Damn near 50 years late. Did the memo that literally everyone hates this feature, and it’s spoiled many scientific studies and brought down multiple businesses just get delivered to their developers?
Its annoying, but to be fair we dont hear about the people auto-date-detection has helped or the time it has saved because those people mostly remain blissfully unaware of it
On a level, I would love if people don't use excel at all for science. The potential damage to your own reputation, for using excel features is enormous. Also, it wreck the work of scientist sharing data https://genomebiology.biomedcentral.com/articles/10.1186/s13...

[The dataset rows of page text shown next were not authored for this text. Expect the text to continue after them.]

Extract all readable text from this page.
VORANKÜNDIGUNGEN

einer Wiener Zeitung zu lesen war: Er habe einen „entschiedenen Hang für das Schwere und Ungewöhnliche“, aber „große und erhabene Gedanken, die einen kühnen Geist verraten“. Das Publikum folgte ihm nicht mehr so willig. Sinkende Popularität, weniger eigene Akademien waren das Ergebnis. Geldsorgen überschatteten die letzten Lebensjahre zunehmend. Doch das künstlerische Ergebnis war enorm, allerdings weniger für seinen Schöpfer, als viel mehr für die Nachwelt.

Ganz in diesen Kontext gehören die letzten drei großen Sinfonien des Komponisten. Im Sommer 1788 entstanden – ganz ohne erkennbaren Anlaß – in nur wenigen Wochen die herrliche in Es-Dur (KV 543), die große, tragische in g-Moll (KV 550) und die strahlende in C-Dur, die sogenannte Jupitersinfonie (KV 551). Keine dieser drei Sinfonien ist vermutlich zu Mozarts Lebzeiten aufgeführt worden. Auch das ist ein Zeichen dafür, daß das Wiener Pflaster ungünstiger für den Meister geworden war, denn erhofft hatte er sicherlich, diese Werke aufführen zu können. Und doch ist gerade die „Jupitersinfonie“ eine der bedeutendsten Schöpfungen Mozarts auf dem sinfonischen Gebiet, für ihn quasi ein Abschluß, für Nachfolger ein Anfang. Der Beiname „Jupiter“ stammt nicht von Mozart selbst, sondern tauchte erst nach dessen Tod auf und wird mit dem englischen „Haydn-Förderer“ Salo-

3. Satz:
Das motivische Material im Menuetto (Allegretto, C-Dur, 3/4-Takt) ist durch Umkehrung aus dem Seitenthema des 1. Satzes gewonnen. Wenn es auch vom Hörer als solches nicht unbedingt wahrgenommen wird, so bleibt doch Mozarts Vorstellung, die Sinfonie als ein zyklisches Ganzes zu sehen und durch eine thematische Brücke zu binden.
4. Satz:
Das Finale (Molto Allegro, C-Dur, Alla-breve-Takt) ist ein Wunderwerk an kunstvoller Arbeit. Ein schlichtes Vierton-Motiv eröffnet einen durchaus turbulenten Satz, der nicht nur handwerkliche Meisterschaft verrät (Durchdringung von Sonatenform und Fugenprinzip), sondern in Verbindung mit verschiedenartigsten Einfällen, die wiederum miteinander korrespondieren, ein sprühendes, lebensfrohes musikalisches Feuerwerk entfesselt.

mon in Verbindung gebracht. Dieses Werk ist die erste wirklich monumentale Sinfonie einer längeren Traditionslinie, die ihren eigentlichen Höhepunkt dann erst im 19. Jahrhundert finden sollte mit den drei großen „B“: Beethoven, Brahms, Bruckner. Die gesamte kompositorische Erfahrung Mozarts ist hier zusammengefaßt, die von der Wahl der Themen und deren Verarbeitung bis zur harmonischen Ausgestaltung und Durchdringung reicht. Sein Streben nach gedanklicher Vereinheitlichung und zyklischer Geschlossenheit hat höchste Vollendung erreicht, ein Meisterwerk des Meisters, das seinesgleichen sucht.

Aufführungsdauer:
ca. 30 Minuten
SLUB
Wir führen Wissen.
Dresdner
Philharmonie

Ehhh, everyone in biology has seen the effects of Excel date conversion and has probably experienced it in some of their own data workups. While I have certainly been annoyed that it happens, I do not look down upon other researchers who have a few adulterated septins slip into their work.
Until the day where everyone is computationally savvy and can do their processing in Python/R/Julia, it is the state of the world. As a matter of fact, HUGO agreed to rename some of the worst offender genes to Excel-friendly formats[0].
“The problem of Excel software (Microsoft Corp., Redmond, WA, USA) inadvertently converting gene symbols to dates and floating-point numbers was originally described in 2004.”
“RIKEN identifiers were described to be automatically converted to floating point numbers (i.e. from accession ‘2310009E13’ to ‘2.31E+13’).”